The top is similar to an ungroomed Skyward; relatively steep and wide. Tight right often holds deep pockets of wind blown snow. Down the middle and rider’s left is often thinner but contain fun rock features. The top of Slide 1 drops off abruptly into the headwall or “ice flow” section. Here the slope cascades over a series of rock shelves which are often encased in “Adirondack marble” during the colder months of the season. In the spring as temps warm, these ice flows turn to slush and experienced experts start the huckfest in earnest. Regardless of the time of the season, smart decisions are a must on the headwall.

If patrol ropes off the headwall, do not ignore it. Ducking the rope can be dangerous or fatal. When roped, cut skier’s left into Slide 2’s middle tree zone or hug the left most edge of the headwall. If you can hold this six-foot wide path, you’ll scream right down the fall line on what is usually a dependable snow surface.

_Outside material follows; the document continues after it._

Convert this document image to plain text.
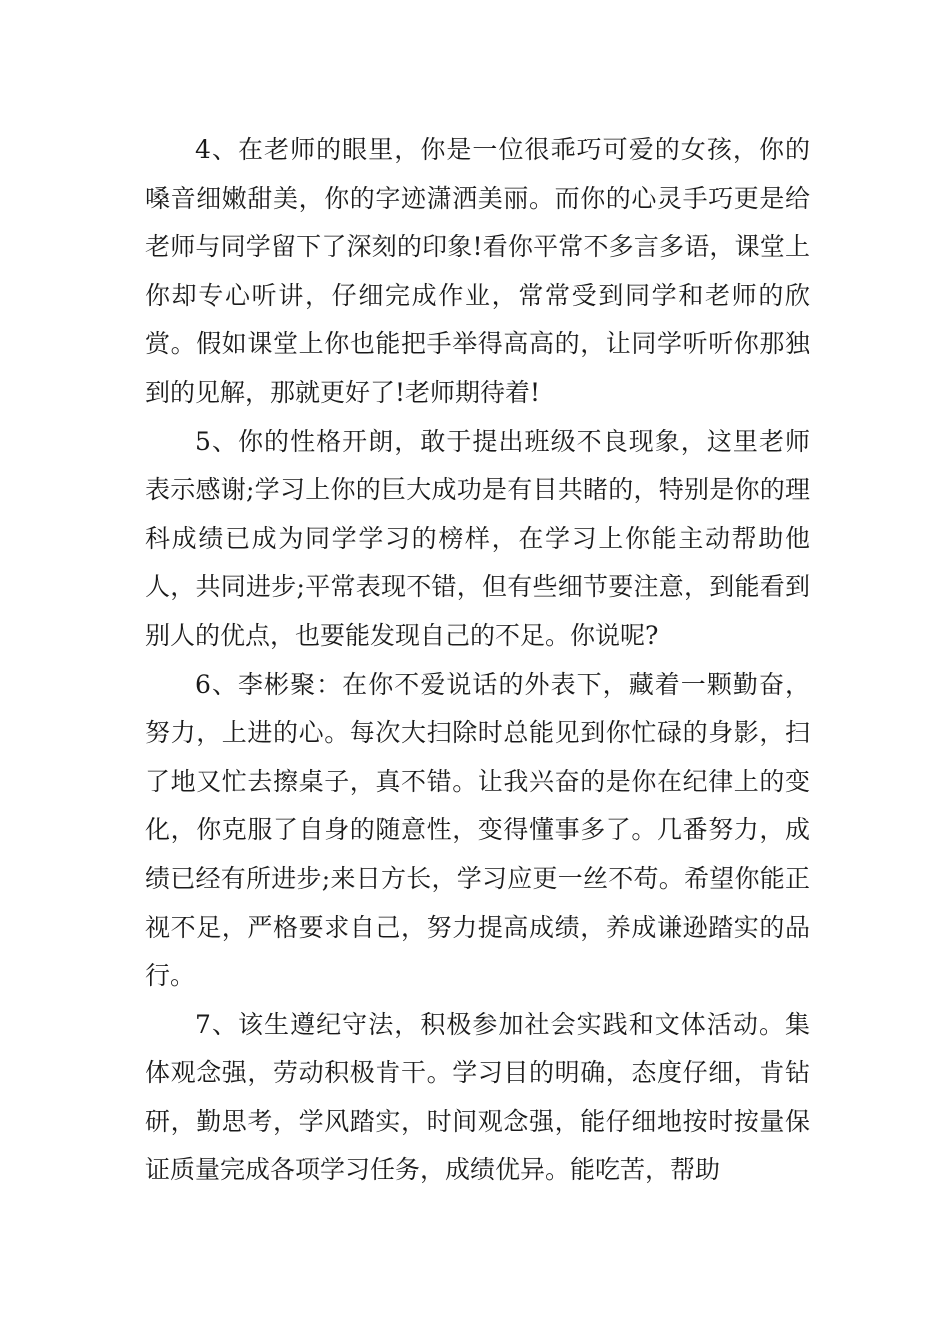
4、在老师的眼里，你是一位很乖巧可爱的女孩，你的嗓音细嫩甜美，你的字迹潇洒美丽。而你的心灵手巧更是给老师与同学留下了深刻的印象!看你平常不多言多语，课堂上你却专心听讲，仔细完成作业，常常受到同学和老师的欣赏。假如课堂上你也能把手举得高高的，让同学听听你那独到的见解，那就更好了!老师期待着!

5、你的性格开朗，敢于提出班级不良现象，这里老师表示感谢;学习上你的巨大成功是有目共睹的，特别是你的理科成绩已成为同学学习的榜样，在学习上你能主动帮助他人，共同进步;平常表现不错，但有些细节要注意，到能看到别人的优点，也要能发现自己的不足。你说呢?

6、李彬聚：在你不爱说话的外表下，藏着一颗勤奋，努力，上进的心。每次大扫除时总能见到你忙碌的身影，扫了地又忙去擦桌子，真不错。让我兴奋的是你在纪律上的变化，你克服了自身的随意性，变得懂事多了。几番努力，成绩已经有所进步;来日方长，学习应更一丝不苟。希望你能正视不足，严格要求自己，努力提高成绩，养成谦逊踏实的品行。

7、该生遵纪守法，积极参加社会实践和文体活动。集体观念强，劳动积极肯干。学习目的明确，态度仔细，肯钻研，勤思考，学风踏实，时间观念强，能仔细地按时按量保证质量完成各项学习任务，成绩优异。能吃苦，帮助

Some people also drop into the ice flow section on extreme skier’s right. This route is dangerous. It requires some step-offs and must-make turns to avoid trees, ice and rocks. However, once safely past the headwall, a nice apron of powder on a modest slope runs all the way to “bottom of slides.” In the spring or before a freeze-thaw cycle the snow is often perfect for ripping right down the headwall, hop-turning from one level to the next. The most experienced skiers send it, stomping all three drops. If you head through the waterfall make sure you control your speed as you route find your way.

Slide 1 is the most avalanche prone and avy debris can make it difficult to ski. Slide 1 last avalanched in 2011.